September 29, 2022 -- The shape and function of the immune system’s Th17 mitochondria play a key role in autoimmune and inflammatory disorders such as multiple sclerosis, new research suggests.
Scientists from the Johns Hopkins Kimmel Cancer Center in Baltimore identified several avenues for trying to influence T-cell behavior with the goal of diminishing their autoimmune activity. In their study, among three main T effector cell types, only Th17 cells had elongated mitochondria, which is strange because elongated mitochondria are usually seen in resting cells and not in activated cells, the authors said (Nature, September 28, 2022).
They knew the OPA1 gene regulates mitochondrial fusion, but what happens when the gene is deleted? The mitochondria reverted to a more fragmented size and shape. However, the cells also stopped producing the signaling molecule interleukin-17 (IL-17). In animal studies, deleting the OPA1 gene stopped IL-17 production and abated disease symptoms.

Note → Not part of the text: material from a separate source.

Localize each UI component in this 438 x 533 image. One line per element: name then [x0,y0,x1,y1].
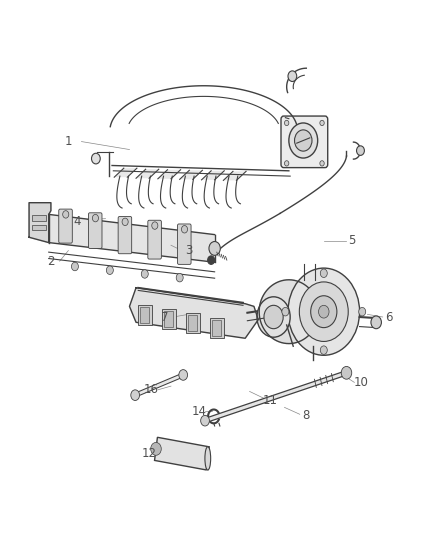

However, OPA1 deletion did not affect energy production and a central biochemical process occurring in the mitochondria was altered, causing buildup of a metabolite known to influence DNA and the cell's transcriptional program. The molecule dampened the ability of the cell to read its DNA, and consequently, IL-17 was no longer produced, they found.
In cells missing OPA1, the researchers discovered a large increase in the activated form of the protein LKB1, a metabolic sensor that regulates cellular metabolism, cell division, and mitochondrial function. When both OPA1 and LKB1 were deleted, IL-17 production was restored and the mitochondrial processes returned to normal.